Княжич привлек к себе друга детства и обнял его, пусть инородца, но все же своего, по племенному корню. Вода сомкнулась над обоими и понесла прочь от земли Турова рода -- к морю.

Жеребенок, торопясь, семенил вниз по течению и тонко заржал, наткнувшись на непреодолимые заросли ивняка.

Далеко отстав от ромейского корабля, оба поднялись из реки, окутанные клубами пара, а когда вернулись назад по берегу, Брога вытянул из-под кустов брошенную туда раньше седельную суму и извлек из нее подбитую собачьим мехом накидку.

Княжич отстранил его руку:

-- Оставь, не мерзну.

-- Свет еще глубоко... А тут, низом, лихорадка часто бродит,-- тихо проговорил воин, чтобы ненароком не позвать лихорадку.-- Возьми, княжич, мой корзн, пока до своих не дошел. Добро заговорен. Послушай раз и молодшего.

Теперь изумился княжич. Он, сын князя-воеводы, назвал кметя, хоть и знакомого с детства, но чужеродного, братом, а тот, улучив черед, отдал ему еще большую честь, отозвавшись по-кровному -- молодшим. Если б стояли оба на меже, так в единый миг затянулась бы межа у них под ногами и не раскрыть бы ее потом вновь ни сохой, ни железным плугом, хоть режь землю до самого подземного царства.

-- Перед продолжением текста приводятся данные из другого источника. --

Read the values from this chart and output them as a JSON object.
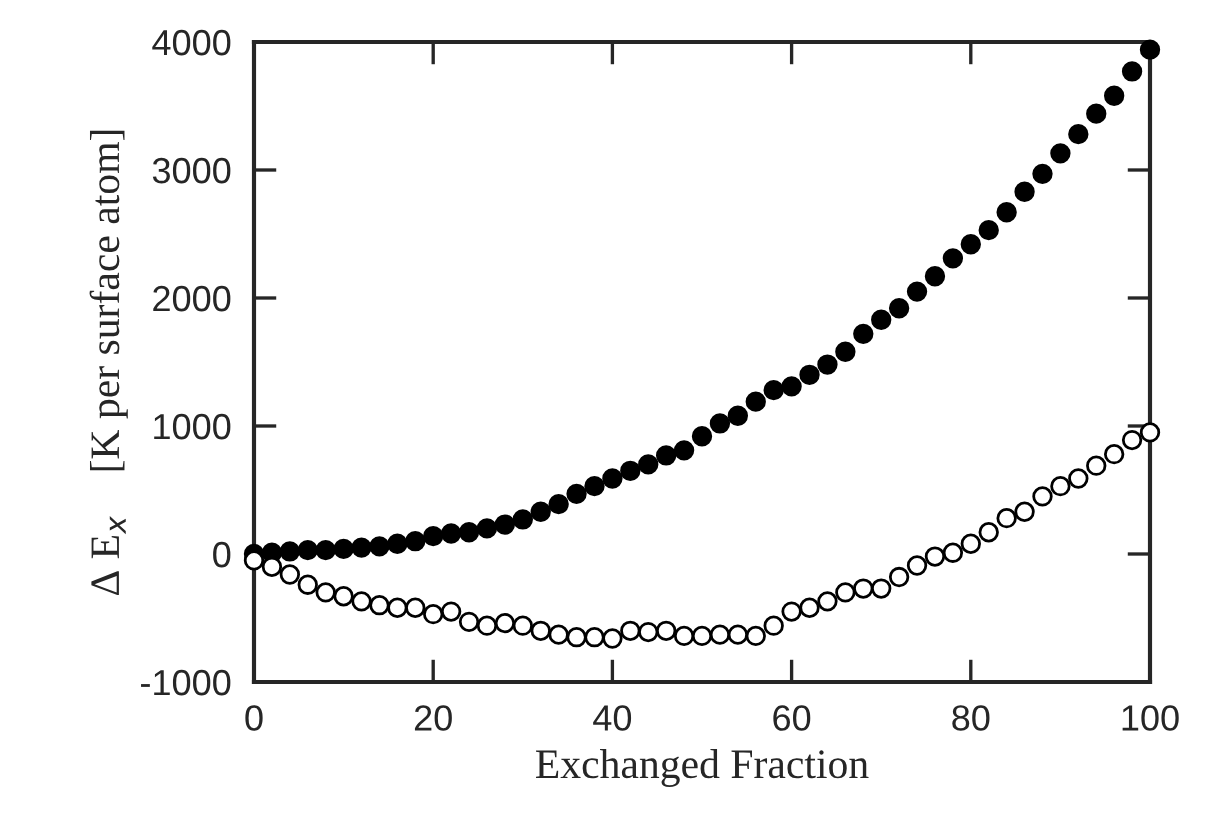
{
  "chart_data": {
    "type": "scatter",
    "xlabel": "Exchanged Fraction",
    "ylabel": "Δ E$_{x}$    [K per surface atom]",
    "x": [
      0,
      2,
      4,
      6,
      8,
      10,
      12,
      14,
      16,
      18,
      20,
      22,
      24,
      26,
      28,
      30,
      32,
      34,
      36,
      38,
      40,
      42,
      44,
      46,
      48,
      50,
      52,
      54,
      56,
      58,
      60,
      62,
      64,
      66,
      68,
      70,
      72,
      74,
      76,
      78,
      80,
      82,
      84,
      86,
      88,
      90,
      92,
      94,
      96,
      98,
      100
    ],
    "series": [
      {
        "color": "#000000",
        "values": [
          0,
          10,
          20,
          30,
          30,
          40,
          50,
          60,
          80,
          100,
          140,
          160,
          170,
          200,
          230,
          270,
          330,
          390,
          470,
          530,
          590,
          650,
          700,
          770,
          810,
          920,
          1020,
          1080,
          1190,
          1280,
          1310,
          1400,
          1480,
          1580,
          1720,
          1830,
          1920,
          2050,
          2170,
          2310,
          2420,
          2530,
          2670,
          2830,
          2970,
          3130,
          3280,
          3440,
          3580,
          3770,
          3940
        ]
      },
      {
        "color": "#ffffff",
        "values": [
          -50,
          -100,
          -160,
          -240,
          -300,
          -330,
          -370,
          -400,
          -420,
          -420,
          -470,
          -450,
          -530,
          -560,
          -540,
          -560,
          -600,
          -630,
          -650,
          -650,
          -660,
          -600,
          -610,
          -600,
          -640,
          -640,
          -630,
          -630,
          -640,
          -560,
          -450,
          -420,
          -370,
          -300,
          -270,
          -270,
          -180,
          -90,
          -20,
          10,
          80,
          170,
          280,
          330,
          450,
          530,
          590,
          690,
          780,
          890,
          950
        ]
      }
    ],
    "marker": "circle",
    "xlim": [
      0,
      100
    ],
    "ylim": [
      -1000,
      4000
    ],
    "xticks": [
      0,
      20,
      40,
      60,
      80,
      100
    ],
    "yticks": [
      -1000,
      0,
      1000,
      2000,
      3000,
      4000
    ],
    "grid": false,
    "legend": false
  }
}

-- Запомним, Брога. Разломим на двоих,-- сказал княжич, посмотрев слобожанину глаза в глаза, и принял накидку.

Он не заметил, как дрогнула рука Броги, который вдруг увидел, что глаза княжича смотрят по-разному: правый глаз вроде бы ясно видел Брогу, а левый смотрел так, будто и не было перед княжичем никакого Броги, а была лишь одна пустая даль, до края которой никакой птице не долететь, не растаяв раньше в небесах.

Брога испугался, но вида не подал, а как только отвернулся от него княжич, быстро пробежал пальцами по холодным от воды ожерельям, висевшим на груди, и вычертил перед собой охранительный знак -- круг, пересеченный косым крестом.

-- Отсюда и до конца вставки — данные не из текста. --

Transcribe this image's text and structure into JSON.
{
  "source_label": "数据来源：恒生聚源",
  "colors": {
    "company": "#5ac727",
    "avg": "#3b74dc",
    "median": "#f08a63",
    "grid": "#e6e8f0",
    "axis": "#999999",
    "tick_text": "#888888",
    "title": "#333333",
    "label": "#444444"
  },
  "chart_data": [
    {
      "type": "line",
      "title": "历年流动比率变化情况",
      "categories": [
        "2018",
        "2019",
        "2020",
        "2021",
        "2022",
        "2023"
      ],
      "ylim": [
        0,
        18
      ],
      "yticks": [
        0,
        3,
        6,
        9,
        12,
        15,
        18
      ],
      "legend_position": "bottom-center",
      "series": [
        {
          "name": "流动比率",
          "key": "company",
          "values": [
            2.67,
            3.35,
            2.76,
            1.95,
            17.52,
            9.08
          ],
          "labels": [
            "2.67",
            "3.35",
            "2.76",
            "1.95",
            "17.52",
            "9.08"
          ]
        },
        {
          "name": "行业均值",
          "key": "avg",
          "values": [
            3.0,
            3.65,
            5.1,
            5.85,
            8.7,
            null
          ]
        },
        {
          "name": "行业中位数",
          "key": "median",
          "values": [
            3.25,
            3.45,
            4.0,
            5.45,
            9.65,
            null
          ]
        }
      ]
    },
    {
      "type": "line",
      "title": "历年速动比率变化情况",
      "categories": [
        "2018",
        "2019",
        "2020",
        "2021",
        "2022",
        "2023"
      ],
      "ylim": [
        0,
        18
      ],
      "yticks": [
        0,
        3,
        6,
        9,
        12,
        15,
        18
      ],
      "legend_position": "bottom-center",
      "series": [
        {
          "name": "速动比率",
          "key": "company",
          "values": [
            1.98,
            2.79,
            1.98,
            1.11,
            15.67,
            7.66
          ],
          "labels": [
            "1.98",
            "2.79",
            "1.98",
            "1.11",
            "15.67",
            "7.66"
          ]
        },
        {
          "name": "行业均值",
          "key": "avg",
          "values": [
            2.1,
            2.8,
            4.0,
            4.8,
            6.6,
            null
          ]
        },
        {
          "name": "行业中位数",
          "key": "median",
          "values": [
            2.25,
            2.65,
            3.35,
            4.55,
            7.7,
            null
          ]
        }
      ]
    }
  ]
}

Княжич, как шел, так и шел себе -- не рассыпался пучками гнилой соломы, не разлетелся вороньими перьями, не заверещал, проваливаясь в землю, захлебываясь ею и цепляясь за кочки огромными синими ногтями, какие вырастают у заложных мертвяков. Даже не запнулся ногой.

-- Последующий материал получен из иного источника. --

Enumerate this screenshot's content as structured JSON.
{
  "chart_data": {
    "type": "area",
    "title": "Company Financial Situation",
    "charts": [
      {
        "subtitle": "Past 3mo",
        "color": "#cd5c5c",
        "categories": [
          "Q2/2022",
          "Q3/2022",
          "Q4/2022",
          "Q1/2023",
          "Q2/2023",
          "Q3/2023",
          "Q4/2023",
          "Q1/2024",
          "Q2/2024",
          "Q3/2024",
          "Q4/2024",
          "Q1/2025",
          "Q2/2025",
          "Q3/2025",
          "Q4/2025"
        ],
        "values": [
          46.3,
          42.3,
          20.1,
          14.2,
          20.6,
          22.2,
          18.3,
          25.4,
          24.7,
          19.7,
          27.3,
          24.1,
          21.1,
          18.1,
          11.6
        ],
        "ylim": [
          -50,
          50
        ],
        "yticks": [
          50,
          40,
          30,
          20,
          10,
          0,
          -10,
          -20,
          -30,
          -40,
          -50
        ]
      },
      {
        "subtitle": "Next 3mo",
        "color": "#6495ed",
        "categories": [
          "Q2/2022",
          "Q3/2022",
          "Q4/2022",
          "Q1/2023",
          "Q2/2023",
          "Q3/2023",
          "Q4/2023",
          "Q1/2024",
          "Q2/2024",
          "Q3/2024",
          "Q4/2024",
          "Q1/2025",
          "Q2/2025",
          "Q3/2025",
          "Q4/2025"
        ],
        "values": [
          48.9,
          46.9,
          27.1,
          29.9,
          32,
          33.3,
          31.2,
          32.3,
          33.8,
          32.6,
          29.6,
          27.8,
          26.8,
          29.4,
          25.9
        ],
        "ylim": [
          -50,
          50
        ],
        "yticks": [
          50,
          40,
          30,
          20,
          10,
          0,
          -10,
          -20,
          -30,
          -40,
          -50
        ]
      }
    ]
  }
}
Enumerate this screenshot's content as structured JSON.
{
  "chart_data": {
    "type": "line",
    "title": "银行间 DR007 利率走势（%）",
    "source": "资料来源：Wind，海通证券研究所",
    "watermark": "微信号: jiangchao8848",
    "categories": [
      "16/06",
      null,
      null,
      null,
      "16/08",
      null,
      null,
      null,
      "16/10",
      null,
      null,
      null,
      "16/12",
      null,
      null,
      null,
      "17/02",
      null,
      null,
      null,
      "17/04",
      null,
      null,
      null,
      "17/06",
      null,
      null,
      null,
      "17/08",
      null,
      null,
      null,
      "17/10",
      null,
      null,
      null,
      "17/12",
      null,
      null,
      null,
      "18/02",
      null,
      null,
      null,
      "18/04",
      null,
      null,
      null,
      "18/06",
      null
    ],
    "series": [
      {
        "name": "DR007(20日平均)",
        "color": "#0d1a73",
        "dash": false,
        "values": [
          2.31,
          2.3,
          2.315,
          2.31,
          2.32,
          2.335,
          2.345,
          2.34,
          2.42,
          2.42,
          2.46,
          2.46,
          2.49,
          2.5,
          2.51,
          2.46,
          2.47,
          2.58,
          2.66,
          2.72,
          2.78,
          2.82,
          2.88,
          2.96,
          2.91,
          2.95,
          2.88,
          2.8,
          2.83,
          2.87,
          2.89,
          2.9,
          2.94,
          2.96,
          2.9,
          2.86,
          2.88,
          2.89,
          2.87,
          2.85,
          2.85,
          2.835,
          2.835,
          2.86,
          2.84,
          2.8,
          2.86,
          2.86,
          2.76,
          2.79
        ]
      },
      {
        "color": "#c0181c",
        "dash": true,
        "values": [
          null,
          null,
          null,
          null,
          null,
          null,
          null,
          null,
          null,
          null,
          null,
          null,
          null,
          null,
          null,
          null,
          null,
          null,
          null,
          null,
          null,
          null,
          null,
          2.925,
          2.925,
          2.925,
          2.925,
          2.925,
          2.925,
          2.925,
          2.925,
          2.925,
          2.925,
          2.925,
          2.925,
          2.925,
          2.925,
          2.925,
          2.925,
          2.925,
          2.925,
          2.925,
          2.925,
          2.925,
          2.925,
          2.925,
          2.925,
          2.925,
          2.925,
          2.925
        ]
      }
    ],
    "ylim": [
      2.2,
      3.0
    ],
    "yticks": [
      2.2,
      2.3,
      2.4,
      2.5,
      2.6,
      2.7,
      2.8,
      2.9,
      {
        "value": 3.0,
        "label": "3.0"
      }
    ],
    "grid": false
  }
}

"Помстилось",-- легко вздохнул воин и, поспешив взобраться первым на береговую крутизну, подал княжичу руку, а уж потом вывел за поводья наверх и тянувшуюся следом кобылицу.

Жеребенок, не справившись со своими ходульками, застрял на осыпи. Тогда сам княжич живо спрыгнул обратно и приподнял малого. Тот забрыкался было, но тут же затих.

"Чует, признал живого",-- вновь с облегчением вздохнул Брога.

Отпустив наверху жеребенка, сын северского воеводы с наслаждением понюхал ладони.

-- Видать, тоску избывал княжич,-- заметил воин.

Внизу, на ромейском корабле, уже бойко копошились, но весел пока не выставляли.

-- У нас на Большом Дыму должны знать,-- сказал княжич, полагая, что все же стоит поторопиться.-- Вчера пустили на берег вестового.

Луга быстро светлели, а лесная гряда на востоке наливалась густой рассветной тенью. Темное облако турьего стада вновь приникло к земле и, заполонив собой всю полуденную сторону земного окоема, окуталось тяжелым паром.

Брога смотрел в другую сторону, следя за мельтешившим у перелеска лисьим выводком.

Вдруг он рассмеялся, и княжич сердито толкнул его в плечо:

-- Делись.

-- Чего хочешь, княжич? -- спросил Брога, хитро прищуриваясь.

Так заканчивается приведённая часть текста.